I try to implement a spin lock in a compute shader. But my implementation it doesn't seems to lock anything.
Here is how I implement the spin lock:
void LockAcquire()
{
uint Value = 1;
[allow_uav_condition]
while (Value) {
InterlockedCompareExchange(DataOutBuffer[0].Lock, 0, 1, Value);
};
}
void LockRelease()
{
uint Value;
InterlockedExchange(DataOutBuffer[0].Lock, 0, Value);
}
Background: I need a spin lock because I have to compute a sum of data in a large 2 dimensions array. The sum is a double. Computing the sum with a single thread and a double loop produce the correct result. Computing the sum with multithreading produce the wrong result, even when introducing the spin lock to avoid conflict when computing the sum.
I can't use InterLockedAdd because the sum doesn't fit into a 32 bits integer and I'm using a shader model 5 (Compiler 47).

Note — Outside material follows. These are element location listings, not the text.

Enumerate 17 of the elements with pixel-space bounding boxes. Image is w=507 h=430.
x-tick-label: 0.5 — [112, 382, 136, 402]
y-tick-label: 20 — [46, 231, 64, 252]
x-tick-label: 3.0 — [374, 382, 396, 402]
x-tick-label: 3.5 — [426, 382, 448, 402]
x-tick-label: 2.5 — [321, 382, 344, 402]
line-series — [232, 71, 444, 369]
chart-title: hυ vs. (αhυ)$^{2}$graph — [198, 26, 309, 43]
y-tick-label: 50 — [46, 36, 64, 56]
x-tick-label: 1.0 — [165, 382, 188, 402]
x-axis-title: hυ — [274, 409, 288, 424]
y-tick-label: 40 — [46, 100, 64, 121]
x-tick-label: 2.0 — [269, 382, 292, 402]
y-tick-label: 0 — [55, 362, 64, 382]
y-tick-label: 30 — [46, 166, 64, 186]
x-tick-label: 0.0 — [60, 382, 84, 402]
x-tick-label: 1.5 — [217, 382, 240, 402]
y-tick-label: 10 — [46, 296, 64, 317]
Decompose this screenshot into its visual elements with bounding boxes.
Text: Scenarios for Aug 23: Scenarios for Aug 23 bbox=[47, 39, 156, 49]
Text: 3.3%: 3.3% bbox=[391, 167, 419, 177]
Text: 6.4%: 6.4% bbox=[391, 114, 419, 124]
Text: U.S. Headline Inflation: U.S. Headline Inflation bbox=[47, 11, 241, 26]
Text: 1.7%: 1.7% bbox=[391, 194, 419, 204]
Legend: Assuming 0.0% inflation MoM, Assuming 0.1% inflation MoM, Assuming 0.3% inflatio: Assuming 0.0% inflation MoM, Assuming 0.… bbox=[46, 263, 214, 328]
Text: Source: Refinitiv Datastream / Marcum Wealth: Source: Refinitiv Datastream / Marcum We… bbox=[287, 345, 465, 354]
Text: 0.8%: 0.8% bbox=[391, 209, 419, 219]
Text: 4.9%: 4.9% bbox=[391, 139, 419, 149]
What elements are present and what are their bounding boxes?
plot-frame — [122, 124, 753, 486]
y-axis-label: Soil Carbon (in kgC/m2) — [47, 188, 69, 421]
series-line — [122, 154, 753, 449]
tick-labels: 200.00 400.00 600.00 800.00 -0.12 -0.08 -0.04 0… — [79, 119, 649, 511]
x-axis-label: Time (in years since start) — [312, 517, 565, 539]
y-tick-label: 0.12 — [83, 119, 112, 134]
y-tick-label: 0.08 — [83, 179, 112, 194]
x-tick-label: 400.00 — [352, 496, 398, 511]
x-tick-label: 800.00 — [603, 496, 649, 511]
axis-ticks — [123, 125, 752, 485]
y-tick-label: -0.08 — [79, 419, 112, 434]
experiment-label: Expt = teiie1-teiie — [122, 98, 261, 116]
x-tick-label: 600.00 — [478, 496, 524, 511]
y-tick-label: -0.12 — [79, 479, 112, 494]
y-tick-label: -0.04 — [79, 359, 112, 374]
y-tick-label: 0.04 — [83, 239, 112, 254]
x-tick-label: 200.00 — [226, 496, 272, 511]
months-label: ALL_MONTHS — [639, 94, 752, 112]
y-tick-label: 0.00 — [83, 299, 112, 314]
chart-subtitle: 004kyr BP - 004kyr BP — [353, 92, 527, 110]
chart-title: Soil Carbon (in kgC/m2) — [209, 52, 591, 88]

Here is the single thread version, producing the correct result:
[numthreads(1, 1, 1)]
void CSGrayAutoComputeSumSqr(
uint3 Gid : SV_GroupID,
uint3 DTid : SV_DispatchThreadID, // Coordinates in RawImage window
uint3 GTid : SV_GroupThreadID,
uint GI : SV_GroupIndex)
{
if ((DTid.x == 0) && (DTid.y == 0)) {
uint2 XY;
int Mean = (int)round(DataOutBuffer[0].GrayAutoResultMean);
for (XY.x = 0; XY.x < (uint)RawImageSize.x; XY.x++) {
for (XY.y = 0; XY.y < (uint)RawImageSize.y; XY.y++) {
int Value = GetPixel16BitGrayFromRawImage(RawImage, rawImageSize, XY);
uint UValue = (Mean - Value) * (Mean - Value);
DataOutBuffer[0].GrayAutoResultSumSqr += UValue;
}
}
}
}
and below is the multithreaded version. This version produce similar but different result on each execution which IMO is caused by the not functioning lock.
[numthreads(1, 1, 1)]
void CSGrayAutoComputeSumSqr(
uint3 Gid : SV_GroupID,
uint3 DTid : SV_DispatchThreadID, // Coordinates in RawImage window
uint3 GTid : SV_GroupThreadID,
uint GI : SV_GroupIndex)
{
int Value = GetPixel16BitGrayFromRawImage(RawImage, RawImageSize, DTid.xy);
int Mean = (int)round(DataOutBuffer[0].GrayAutoResultMean);
uint UValue = (Mean - Value) * (Mean - Value);
LockAcquire();
DataOutBuffer[0].GrayAutoResultSumSqr += UValue;
LockRelease();
}
Data used:
cbuffer TImageParams : register(b0)
{
int2 RawImageSize; // Actual image size in RawImage
}
struct TDataOutBuffer
{
uint Lock; // Use for SpinLock
double GrayAutoResultMean;
double GrayAutoResultSumSqr;
};
ByteAddressBuffer RawImage : register(t0);
RWStructuredBuffer<TDataOutBuffer> DataOutBuffer : register(u4);
Dispatch code:
FImmediateContext->CSSetShader(FComputeShaderGrayAutoComputeSumSqr, NULL, 0);
FImmediateContext->Dispatch(FImageParams.RawImageSize.X, FImageParams.RawImageSize.Y, 1);
The function GetPixel16BitGrayFromRawImage access RawImage byte address buffer to fetch 16 bit pixel value from a gray scale image. It produce the expected result.
Any help appreciated.